By “big questions,” Mattingly is really talking about the perennial questions surrounding the discernment of one’s vocation, but with the added complications of today’s landscape, including the dramatic decline (and graying) of religious vocations in America in recent decades.

The primary focus of the piece, however, concerns the response to these “big questions” by students at Franciscan University of Steubenville, where vocations have been flourishing. For example, Mattingly points out that the Priestly Formation Program on campus has produced 400 priests (with many more still in formation) over the past 25 years.

He also mentions that “many of America’s 244 Catholic colleges and universities offer similar programs.” Of course, if there were 244 Steubenvilles, we wouldn’t be wondering about tomorrow’s vocations (except maybe about where to put them all!).
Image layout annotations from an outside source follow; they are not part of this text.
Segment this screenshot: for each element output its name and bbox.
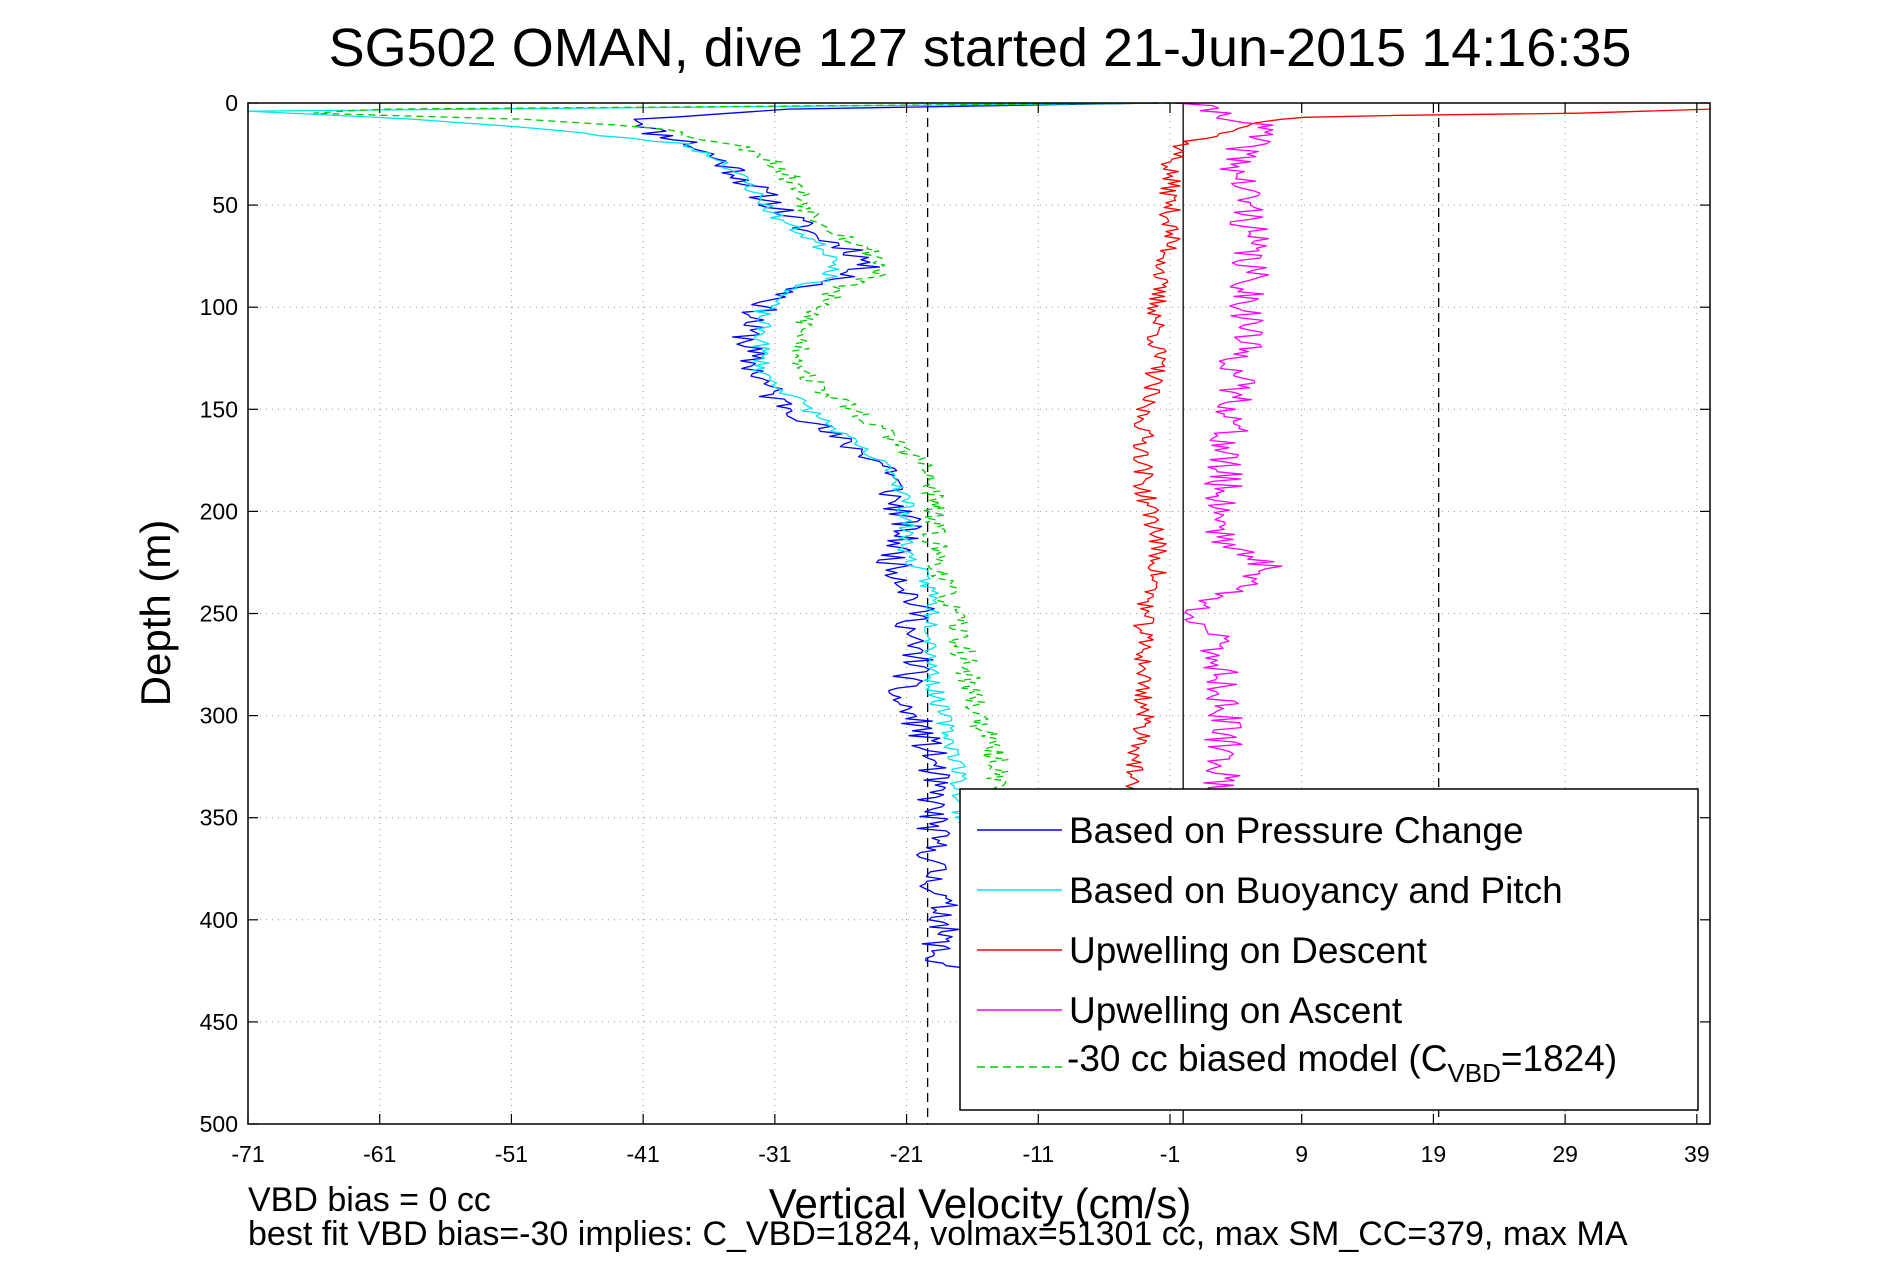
annotation-vbd-bias: VBD bias = 0 cc <box>248 1181 491 1219</box>
y-tick-label-450: 450 <box>200 1009 238 1035</box>
y-tick-label-0: 0 <box>225 90 238 116</box>
annotation-best-fit: best fit VBD bias=-30 implies: C_VBD=182… <box>248 1215 1628 1253</box>
x-tick-label-71: -71 <box>231 1141 264 1167</box>
y-tick-label-500: 500 <box>200 1111 238 1137</box>
y-tick-label-400: 400 <box>200 907 238 933</box>
x-tick-label-41: -41 <box>627 1141 660 1167</box>
chart-title: SG502 OMAN, dive 127 started 21-Jun-2015… <box>329 18 1632 78</box>
y-tick-label-200: 200 <box>200 498 238 524</box>
y-tick-label-250: 250 <box>200 601 238 627</box>
series-line-based-on-pressure-change <box>633 102 1157 972</box>
legend-label-pressure-change: Based on Pressure Change <box>1069 810 1524 851</box>
legend: Based on Pressure Change Based on Buoyan… <box>959 788 1699 1111</box>
y-tick-label-100: 100 <box>200 294 238 320</box>
x-tick-label-51: -51 <box>495 1141 528 1167</box>
legend-label-upwelling-descent: Upwelling on Descent <box>1069 930 1428 971</box>
x-tick-label-9: 9 <box>1295 1141 1308 1167</box>
legend-label-biased-model: -30 cc biased model (CVBD=1824) <box>1067 1038 1617 1088</box>
series-line-30-cc-biased-model-c-vbd-1824 <box>313 102 1184 798</box>
x-tick-label-1: -1 <box>1160 1141 1180 1167</box>
x-tick-label-11: -11 <box>1022 1141 1054 1167</box>
x-tick-label-21: -21 <box>890 1141 923 1167</box>
legend-label-upwelling-ascent: Upwelling on Ascent <box>1069 990 1403 1031</box>
x-axis-label: Vertical Velocity (cm/s) <box>769 1180 1191 1227</box>
series-line-upwelling-on-ascent <box>1173 102 1283 798</box>
y-tick-label-300: 300 <box>200 703 238 729</box>
y-tick-label-50: 50 <box>212 192 238 218</box>
x-tick-label-39: 39 <box>1684 1141 1710 1167</box>
x-tick-label-61: -61 <box>363 1141 396 1167</box>
x-tick-label-29: 29 <box>1552 1141 1578 1167</box>
y-tick-label-150: 150 <box>200 396 238 422</box>
legend-box <box>959 788 1699 1111</box>
x-tick-label-31: -31 <box>758 1141 791 1167</box>
y-tick-label-350: 350 <box>200 805 238 831</box>
legend-label-buoyancy-pitch: Based on Buoyancy and Pitch <box>1069 870 1563 911</box>
series-line-upwelling-on-descent <box>1113 108 1711 809</box>
y-axis-label: Depth (m) <box>132 520 179 707</box>
x-tick-label-19: 19 <box>1421 1141 1447 1167</box>
ticks: -71 -61 -51 -41 -31 -21 -11 -1 9 19 29 39 0 50 100 150 2… <box>200 90 1710 1167</box>
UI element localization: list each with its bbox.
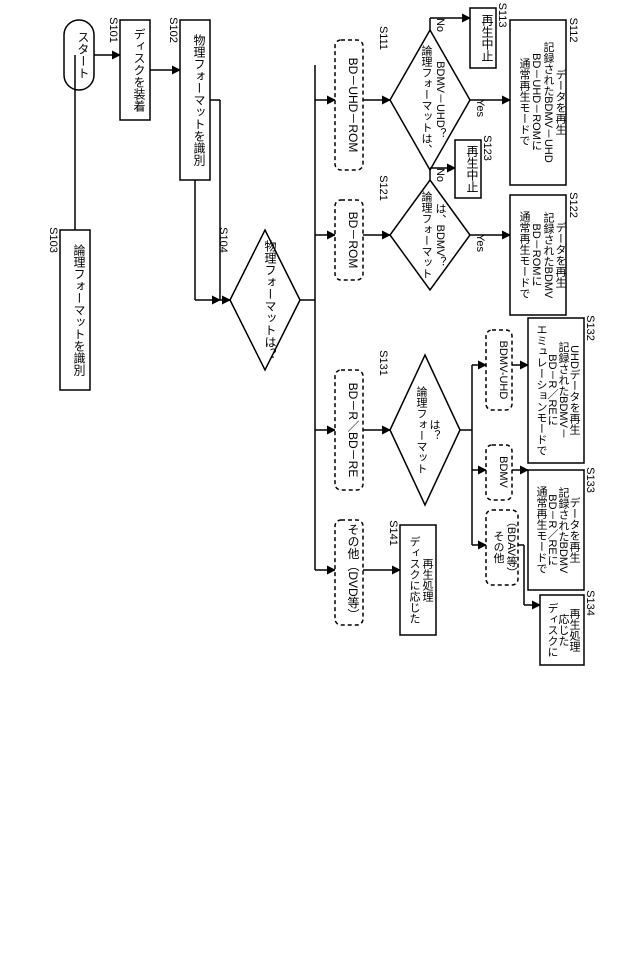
s112-l2: BD－UHD－ROMに [530,53,542,151]
s102-step: S102 [167,17,179,43]
node-s131: 論理フォーマット は？ S131 [377,350,460,505]
node-bd-uhd-rom: BD－UHD－ROM [335,40,363,170]
bdmv-uhd-label: BDMV-UHD [497,341,509,400]
node-s134: ディスクに 応じた 再生処理 S134 [540,590,596,665]
node-bdmv-uhd: BDMV-UHD [486,330,512,410]
node-s102: 物理フォーマットを識別 S102 [167,17,210,180]
bd-rom-label: BD－ROM [346,212,360,269]
s122-l3: 記録されたBDMV [542,210,555,299]
s131-l1: 論理フォーマット [415,385,428,474]
s111-yes: Yes [474,99,486,117]
node-bd-r-re: BD－R／BD－RE [335,370,363,490]
s131-l2: は？ [428,419,440,441]
s123-step: S123 [481,135,493,161]
node-s103: 論理フォーマットを識別 S103 [47,227,90,390]
s111-step: S111 [377,26,389,50]
s133-step: S133 [584,467,596,493]
stop123-label: 再生中止 [465,145,479,193]
s122-l2: BD－ROMに [530,224,542,287]
node-s101: ディスクを装着 S101 [107,17,150,120]
s141-l1: ディスクに応じた [408,535,421,624]
s132-step: S132 [584,315,596,341]
s104-label: 物理フォーマットは？ [263,240,277,360]
s141-l2: 再生処理 [421,558,434,602]
s111-label-2: BDMV－UHD？ [434,61,446,139]
s134-step: S134 [584,590,596,616]
s101-label: ディスクを装着 [132,28,146,113]
s112-step: S112 [567,18,579,43]
bdav-l2: （BDAV等） [505,516,518,578]
s121-l1: 論理フォーマット [420,190,433,279]
node-stop-123: 再生中止 S123 [455,135,493,198]
bdav-l1: その他 [492,531,505,564]
s111-no: No [434,18,446,32]
node-other-dvd: その他（DVD等） [335,520,363,625]
node-other-bdav: その他 （BDAV等） [486,510,518,585]
node-s141: ディスクに応じた 再生処理 S141 [387,520,436,635]
s112-l3: 記録されたBDMV－UHD [542,40,555,163]
other-dvd-label: その他（DVD等） [346,523,360,620]
s122-l4: データを再生 [554,221,567,288]
node-s133: 通常再生モードで BD－R／REに 記録されたBDMV データを再生 S133 [528,467,596,590]
start-label: スタート [76,31,90,79]
s122-step: S122 [567,192,579,218]
node-bdmv: BDMV [486,445,512,500]
bd-uhd-rom-label: BD－UHD－ROM [346,58,360,153]
s121-step: S121 [377,175,389,201]
node-s112: 通常再生モードで BD－UHD－ROMに 記録されたBDMV－UHD データを再… [510,18,579,185]
s102-label: 物理フォーマットを識別 [192,34,206,167]
s112-l1: 通常再生モードで [518,58,531,146]
s111-label-1: 論理フォーマットは、 [420,44,433,155]
s101-step: S101 [107,17,119,43]
s112-l4: データを再生 [554,68,567,135]
s141-step: S141 [387,520,399,546]
s122-l1: 通常再生モードで [518,211,531,299]
s132-l4: UHDデータを再生 [568,345,581,435]
node-s122: 通常再生モードで BD－ROMに 記録されたBDMV データを再生 S122 [510,192,579,315]
s134-l3: 再生処理 [568,608,581,652]
node-s104: 物理フォーマットは？ S104 [217,227,300,370]
bd-r-re-label: BD－R／BD－RE [346,383,360,478]
s121-l2: は、BDMV？ [434,202,446,267]
s103-step: S103 [47,227,59,253]
s104-step: S104 [217,227,229,253]
s131-step: S131 [377,350,389,376]
s133-l4: データを再生 [568,496,581,563]
s121-yes: Yes [474,234,486,252]
s113-step: S113 [496,3,508,28]
stop113-label: 再生中止 [480,14,494,62]
node-bd-rom: BD－ROM [335,200,363,280]
node-s132: エミュレーションモードで BD－R／REに 記録されたBDMV－ UHDデータを… [528,315,596,463]
s103-label: 論理フォーマットを識別 [72,243,86,377]
flowchart-svg: スタート ディスクを装着 S101 物理フォーマットを識別 S102 論理フォー… [0,0,640,976]
s121-no: No [434,168,446,182]
bdmv-label: BDMV [497,456,509,488]
node-start: スタート [64,20,94,90]
node-stop-113: 再生中止 S113 [470,3,508,68]
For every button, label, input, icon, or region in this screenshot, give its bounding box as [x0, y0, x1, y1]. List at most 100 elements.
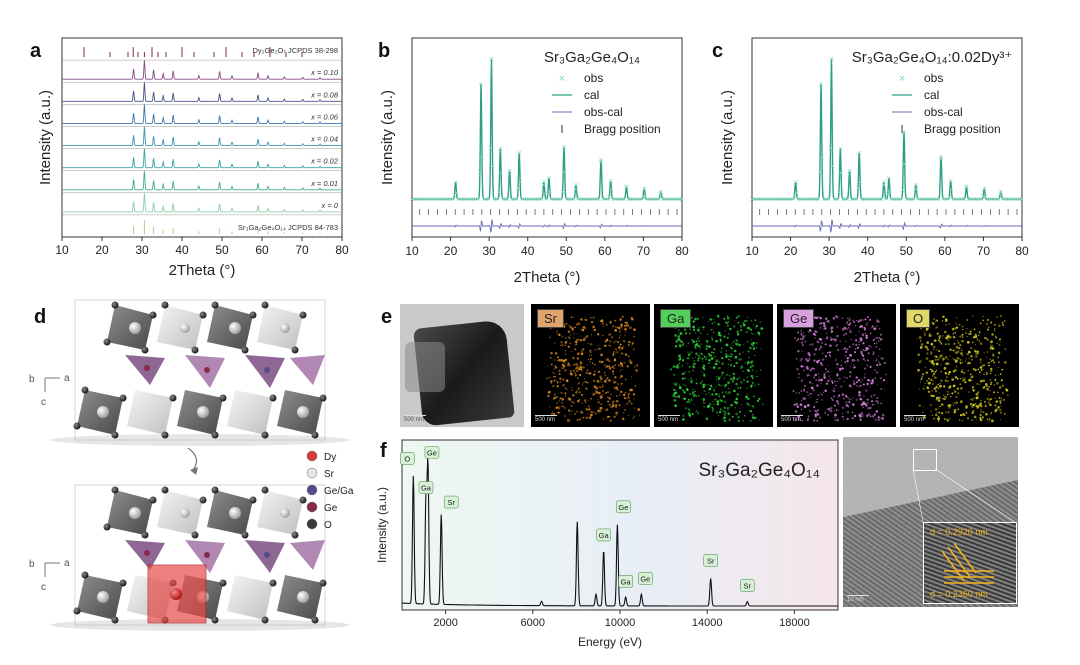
panel-c-obs-point: × [820, 153, 825, 162]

As it is, very few colleges have fostered vocations the way Franciscan University has.

Mattingly gives several reasons why Franciscan University enjoys such success. Clearly the vibrancy, or what the school at times calls its “dynamic orthodoxy,” is very attractive.

Yet, I think Fr. Richard Davis, T.O.R., whom Mattingly quotes in the article, does well to stress the fact that there are three male and four female religious orders that maintain houses near the campus. Fr. Davis also pointed out that many other orders regularly send younger members to visit the campus or study there.

“Our students are very sensitive to this,” said Davis. “New styles of habits and robes keep appearing here all the time. The students see that and it makes them curious. . . . This campus produces a large number of priests, but I believe even more of our young women become sisters and nuns.”